When classic Irving Berlin musical Call Me Madam gets a rare London revival at Highgate’s Upstairs at the Gatehouse this month, it will be Olivier Award nominee Rosemary Ashe stepping into a title role written for Broadway legend Ethel Merman, who originated it on both screen and stage. Have you seen the Hollywood version? Watch the 1953 trailer here!

Call Me Madam
In Call Me Madam, a comedy about love and diplomacy, Sally Adams (Rosemary Ashe) is the unconventional ‘queen of Washington society’ who is appointed US ambassador to the tiny Grand Duchy of the mythical Lichtenburg. She’s intent on refusing to shore up that country’s finances with American money.
That is, until she meets Cosmo Constantine (Richard Gibson), the Lichtenburg foreign minister, and finds his charms irresistible.
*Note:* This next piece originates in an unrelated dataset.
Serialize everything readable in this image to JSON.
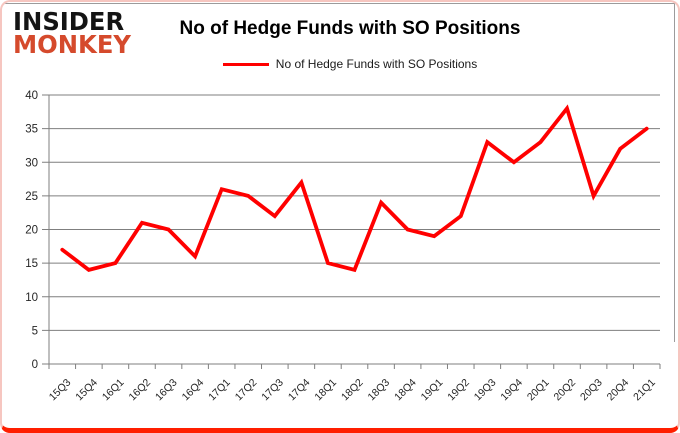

Political chaos ensues, not helped by the budding romance between Sally’s aide, Kenneth, and Princess Maria, heiress to the Lichtenburg throne.
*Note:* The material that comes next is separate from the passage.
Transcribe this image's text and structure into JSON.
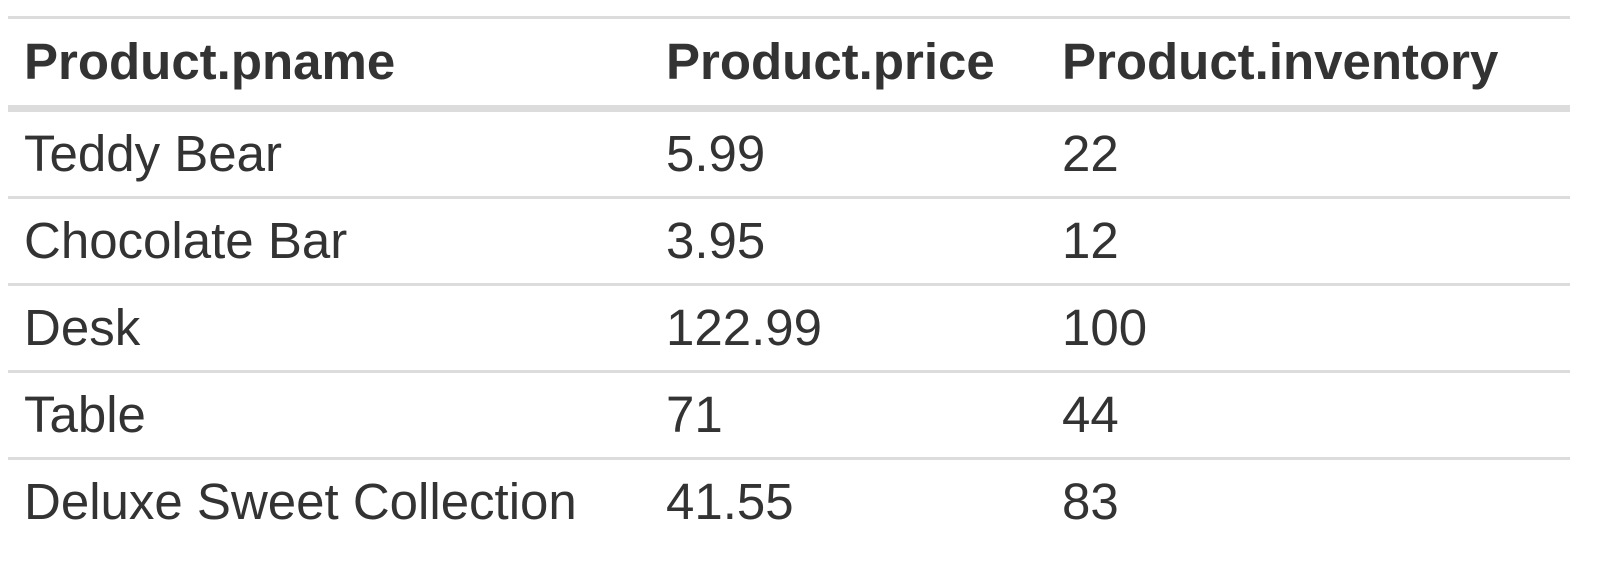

Irving Berlin’s score for Call Me Madam features the hit songs ‘It’s a Lovely Day Today’ and ‘You’re Just in Love’. And Howard Lindsay and Russel Crouse’s book sparkles with political satire as pertinent today as it was when President Harry Truman ran the White House.
The new London production returns director Mark Giesser to Upstairs at the Gatehouse after his success with two other rarely-seen Broadway musicals: Strike Up the Band and Once Upon a Mattress.
On stage & screen
The character of Sally Adams was based on a real-life Washington DC hostess and Democratic Party fundraiser named Perle Mesta, who became the US ambassador to Luxembourg in 1949. Book writer Howard Lindsay was inspired to write the musical during a vacation he and his wife took with Ethel Merman and her family. One day at the swimming pool, he was watching Merman while reading a magazine article about Mesta and was struck by how “typically American” the women were.
Call Me Madam, starring Merman, got its Broadway premiere in 1950 at the Imperial Theatre, where it ran for two years. Merman reprised her performance in Walter Lang‘s 1953 Hollywood version, in which she starred alongside Donald O’Connor, George Sanders and Vera-Ellen.
Other renowned actresses who have played the role of Sally Adams include Elaine Stritch, Joan Blondell, Tyne Daly and Kim Criswell in the US. In the UK, where the musical’s West End premiere opened in March 1952 and ran for 486 performances at the London Coliseum, Billie Worth starred.